Lingkup bisnis PT. Donggi Senoro LNG adalah mengolah gas alam menjadi gas alam cair. Berdasarkan laporannya, kilang PT. Donggi Senoro LNG berkapasitas produksi dua juta ton per tahun, hasil kerja sama PT. Pertamina (Persero), PT. Medco Energi Internasional Tbk, Mitsubishi Corporation, dan Korea Gas Corporation. Perusahaan ini menyebut kilangnya menjadi proyek pertama di Indonesia yang menggunakan skema hilir, memisahkan produksi gas di hulu dengan pengolahan gas alam cair di hilir.

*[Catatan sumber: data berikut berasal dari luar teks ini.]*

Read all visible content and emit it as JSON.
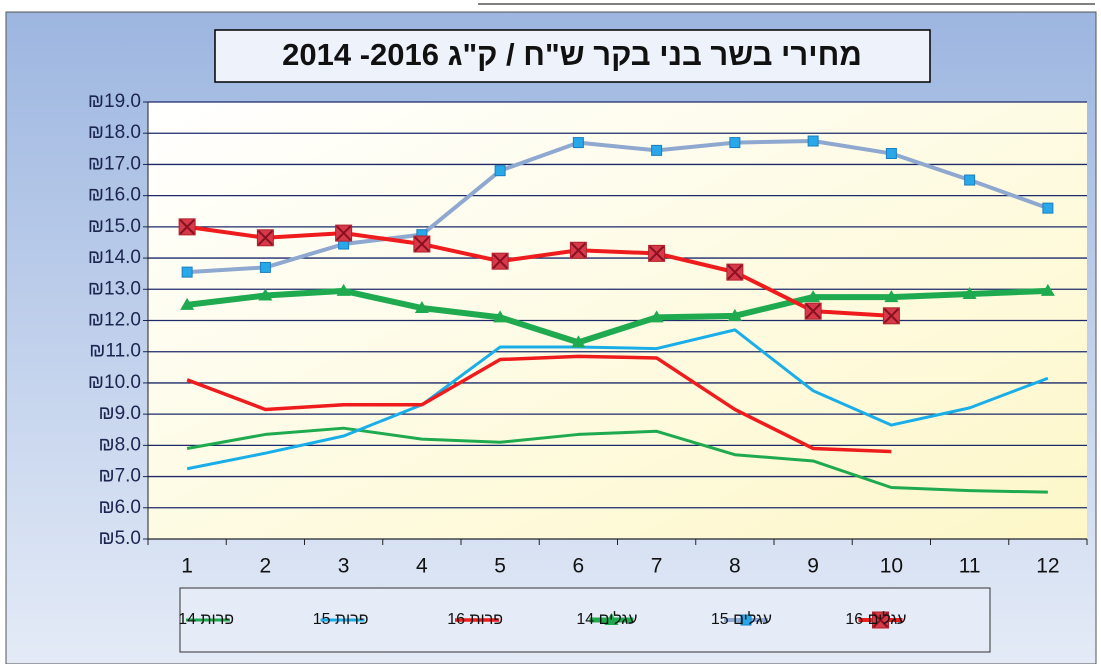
{
  "chart_data": {
    "type": "line",
    "title": "מחירי בשר בני בקר ש\"ח / ק\"ג  2016- 2014",
    "categories": [
      "1",
      "2",
      "3",
      "4",
      "5",
      "6",
      "7",
      "8",
      "9",
      "10",
      "11",
      "12"
    ],
    "ylim": [
      5,
      19
    ],
    "yticks": [
      {
        "value": 5,
        "label": "₪5.0"
      },
      {
        "value": 6,
        "label": "₪6.0"
      },
      {
        "value": 7,
        "label": "₪7.0"
      },
      {
        "value": 8,
        "label": "₪8.0"
      },
      {
        "value": 9,
        "label": "₪9.0"
      },
      {
        "value": 10,
        "label": "₪10.0"
      },
      {
        "value": 11,
        "label": "₪11.0"
      },
      {
        "value": 12,
        "label": "₪12.0"
      },
      {
        "value": 13,
        "label": "₪13.0"
      },
      {
        "value": 14,
        "label": "₪14.0"
      },
      {
        "value": 15,
        "label": "₪15.0"
      },
      {
        "value": 16,
        "label": "₪16.0"
      },
      {
        "value": 17,
        "label": "₪17.0"
      },
      {
        "value": 18,
        "label": "₪18.0"
      },
      {
        "value": 19,
        "label": "₪19.0"
      }
    ],
    "grid": true,
    "legend": "bottom",
    "series": [
      {
        "name": "פרות 14",
        "color": "#1faa50",
        "width": 3,
        "marker": "none",
        "values": [
          7.9,
          8.35,
          8.55,
          8.2,
          8.1,
          8.35,
          8.45,
          7.7,
          7.5,
          6.65,
          6.55,
          6.5
        ]
      },
      {
        "name": "פרות 15",
        "color": "#19aee8",
        "width": 3,
        "marker": "none",
        "values": [
          7.25,
          7.75,
          8.3,
          9.3,
          11.15,
          11.15,
          11.1,
          11.7,
          9.75,
          8.65,
          9.2,
          10.15
        ]
      },
      {
        "name": "פרות 16",
        "color": "#ee1c1c",
        "width": 3.5,
        "marker": "none",
        "values": [
          10.1,
          9.15,
          9.3,
          9.3,
          10.75,
          10.85,
          10.8,
          9.15,
          7.9,
          7.8,
          null,
          null
        ]
      },
      {
        "name": "עגלים 14",
        "color": "#1faa50",
        "width": 6,
        "marker": "triangle",
        "values": [
          12.5,
          12.8,
          12.95,
          12.4,
          12.1,
          11.3,
          12.1,
          12.15,
          12.75,
          12.75,
          12.85,
          12.95
        ]
      },
      {
        "name": "עגלים 15",
        "color": "#8fa8d0",
        "width": 4,
        "marker": "square",
        "marker_color": "#28a8e8",
        "values": [
          13.55,
          13.7,
          14.45,
          14.75,
          16.8,
          17.7,
          17.45,
          17.7,
          17.75,
          17.35,
          16.5,
          15.6
        ]
      },
      {
        "name": "עגלים 16",
        "color": "#ee1c1c",
        "width": 4,
        "marker": "square-x",
        "marker_color": "#d63a4a",
        "values": [
          15.0,
          14.65,
          14.8,
          14.45,
          13.9,
          14.25,
          14.15,
          13.55,
          12.3,
          12.15,
          null,
          null
        ]
      }
    ]
  }
}
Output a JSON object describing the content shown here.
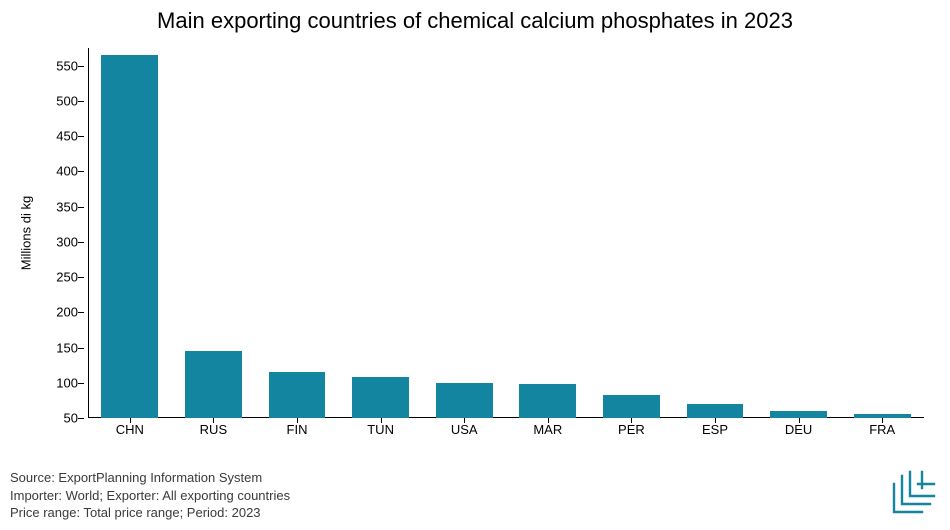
{
  "chart": {
    "type": "bar",
    "title": "Main exporting countries of chemical calcium phosphates in 2023",
    "title_fontsize": 22,
    "y_axis_title": "Millions di kg",
    "label_fontsize": 13,
    "categories": [
      "CHN",
      "RUS",
      "FIN",
      "TUN",
      "USA",
      "MAR",
      "PER",
      "ESP",
      "DEU",
      "FRA"
    ],
    "values": [
      565,
      145,
      115,
      108,
      100,
      98,
      82,
      70,
      60,
      55
    ],
    "bar_color": "#1385a0",
    "background_color": "#ffffff",
    "ylim": [
      50,
      575
    ],
    "ytick_step": 50,
    "yticks": [
      50,
      100,
      150,
      200,
      250,
      300,
      350,
      400,
      450,
      500,
      550
    ],
    "bar_width_ratio": 0.68,
    "axis_color": "#000000"
  },
  "footer": {
    "line1": "Source: ExportPlanning Information System",
    "line2": "Importer: World; Exporter: All exporting countries",
    "line3": "Price range: Total price range; Period: 2023",
    "text_color": "#3a3a3a"
  },
  "logo": {
    "stroke_color": "#1385a0"
  }
}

Sementara PT. Panca Amara Utama adalah perusahaan amonia dengan kapasitas 700.000 metrik ton per tahun. Proyek senilai US Dolar 830 juta ini terbesar di Indonesia Timur dengan memanfaatkan gas lapangan yang dipasok Donggi Senoro bekerja sama dengan JOB Pertamina-Medco E&P Tomori Sulawesi.
Amonia adalah senyawa kimia yang digunakan dalam pembuatan pupuk dan produk petrokimia lainnya. Dua perusahaan ini letaknya di pesisir pantai Desa Uso Kecamatan Batui dan saling berdekatan. Selain itu, dalam upaya pelestarian maleo, keduanya memiliki penangkaran atau yang dikenal dengan sebutan konservasi ex situ, model konservasi satwa di luar habitat alaminya.
Maleo Center milik PT. Donggi Senoro LNG di pesisir Desa Uso Kecamatan Batui, Kabupaten Banggai, Sulawesi Tengah. Foto: Christopel Paino/Mongabay Indonesia
Pada 28 September 2019, Mongabay Indonesia berupaya membuat janji pertemuan dengan Media Relations Officer PT. Donggi Senoro LNG, Rahmat Azis, via WhatsApp, sekaligus ingin melihat langsung Maleo Center perusahaan ini. Rahmat menjawab ia perlu konsultasi dengan manajeman karena tempat konservasi itu tangah direnovasi. Setelah itu tak ada kabar lagi.
Salah seorang warga Batui, Abdi Waldi Meleto, menawarkan jasa kepada Mongabay Indonesia, mengajak melihat langsung Maleo Center milik PT. Donggi Senoro LNG. Lokasinya tepat di pesisir pantai samping pabrik PT. Donggi Senoro, hanya dipisahkan jalan aspal selebar 10 meter.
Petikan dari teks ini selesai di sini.